A daguerreotype-ified shot by Randi.

We also recruited several other neighbors & friends to be "townsfolk" and they came out on a December Sunday to stand around outside in the Montana weather wearing what they dug out of their closets and what others brought. We. Are. Damn. Lucky.

A sepia shot.

Bob shot in both color and sepia. Because we knew we would ultimately use the photos in non-full-color, we were able to cobble together simple costumes for all our volunteers more easily: color coordination be damned. Eric's friend, Randi, was able to make the color photos look like daguerreotypes, too!

We knew we weren't likely to use color images as-is, but we thought it was a good idea to have them. Either way we did not consider color-coordination when dressing. Ahem.
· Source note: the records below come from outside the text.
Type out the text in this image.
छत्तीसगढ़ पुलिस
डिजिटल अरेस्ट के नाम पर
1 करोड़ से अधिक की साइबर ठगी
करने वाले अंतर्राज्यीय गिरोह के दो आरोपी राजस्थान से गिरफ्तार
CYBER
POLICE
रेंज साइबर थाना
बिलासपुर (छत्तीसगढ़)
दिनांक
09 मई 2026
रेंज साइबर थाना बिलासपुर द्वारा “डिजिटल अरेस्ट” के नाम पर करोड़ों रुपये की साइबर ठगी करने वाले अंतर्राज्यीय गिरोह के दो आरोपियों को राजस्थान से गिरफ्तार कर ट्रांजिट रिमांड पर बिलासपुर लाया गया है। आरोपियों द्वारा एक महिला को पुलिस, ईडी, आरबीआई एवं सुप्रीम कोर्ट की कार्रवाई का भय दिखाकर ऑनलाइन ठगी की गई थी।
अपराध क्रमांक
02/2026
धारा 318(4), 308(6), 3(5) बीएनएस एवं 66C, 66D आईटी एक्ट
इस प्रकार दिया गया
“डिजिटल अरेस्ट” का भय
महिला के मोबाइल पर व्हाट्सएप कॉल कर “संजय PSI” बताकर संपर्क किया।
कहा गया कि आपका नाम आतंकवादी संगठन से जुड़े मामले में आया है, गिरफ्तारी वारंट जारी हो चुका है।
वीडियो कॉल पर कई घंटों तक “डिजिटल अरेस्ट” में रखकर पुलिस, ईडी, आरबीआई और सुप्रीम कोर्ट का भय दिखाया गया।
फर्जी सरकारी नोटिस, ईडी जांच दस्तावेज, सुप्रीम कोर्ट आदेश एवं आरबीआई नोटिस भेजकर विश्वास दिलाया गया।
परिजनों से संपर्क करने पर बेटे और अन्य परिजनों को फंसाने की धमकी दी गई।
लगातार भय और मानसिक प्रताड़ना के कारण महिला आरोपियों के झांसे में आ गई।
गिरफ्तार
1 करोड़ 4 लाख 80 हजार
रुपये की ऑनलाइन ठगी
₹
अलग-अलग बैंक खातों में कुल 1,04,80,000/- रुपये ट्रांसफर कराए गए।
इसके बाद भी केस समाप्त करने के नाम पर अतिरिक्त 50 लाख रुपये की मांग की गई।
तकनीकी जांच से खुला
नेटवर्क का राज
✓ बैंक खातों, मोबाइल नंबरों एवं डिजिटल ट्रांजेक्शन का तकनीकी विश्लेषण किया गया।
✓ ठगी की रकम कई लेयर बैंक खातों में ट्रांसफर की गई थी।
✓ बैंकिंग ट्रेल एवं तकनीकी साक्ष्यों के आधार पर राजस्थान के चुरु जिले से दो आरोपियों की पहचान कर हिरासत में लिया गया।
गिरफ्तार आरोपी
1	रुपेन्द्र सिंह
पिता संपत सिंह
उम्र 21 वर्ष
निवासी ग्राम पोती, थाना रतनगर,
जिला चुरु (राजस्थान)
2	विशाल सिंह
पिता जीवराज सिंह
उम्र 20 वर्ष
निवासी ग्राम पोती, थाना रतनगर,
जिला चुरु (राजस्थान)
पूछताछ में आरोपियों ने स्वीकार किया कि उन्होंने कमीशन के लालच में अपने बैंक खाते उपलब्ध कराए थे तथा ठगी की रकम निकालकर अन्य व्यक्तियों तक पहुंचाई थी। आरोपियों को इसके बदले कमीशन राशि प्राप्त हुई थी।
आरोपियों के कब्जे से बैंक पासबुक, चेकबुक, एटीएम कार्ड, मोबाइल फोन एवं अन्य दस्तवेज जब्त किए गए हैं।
Then afterwards we invited the whole "town" up to our place for a warm lunch and cool beverages. Not everyone could make it, but we nearly finished it all anyway.




I got to make and design **lots of cool stuff for this, too! But I will post about those things separately. Probably. (see below)



*Well, I spent the first week of December finishing up preparing for the photo shoot, too. Also, tidying up the house after our moms' visit and decorating for the holidays. I also dyed my roots. [wink] This is why no one got a holiday card this year... no time to make them, didn't send any.

**I'll just give you a list preview... because I know you're dying to know. I made Eric's suit and vest, customized the store-bought crate, designed and applied the Sagwa labels to the bottles, designed and painted the banner, & made some bonnets.

ADDENDUM: I'll add links to the various projects as I post them. I am nothing if not accommodating... about showing off my crafts, that is.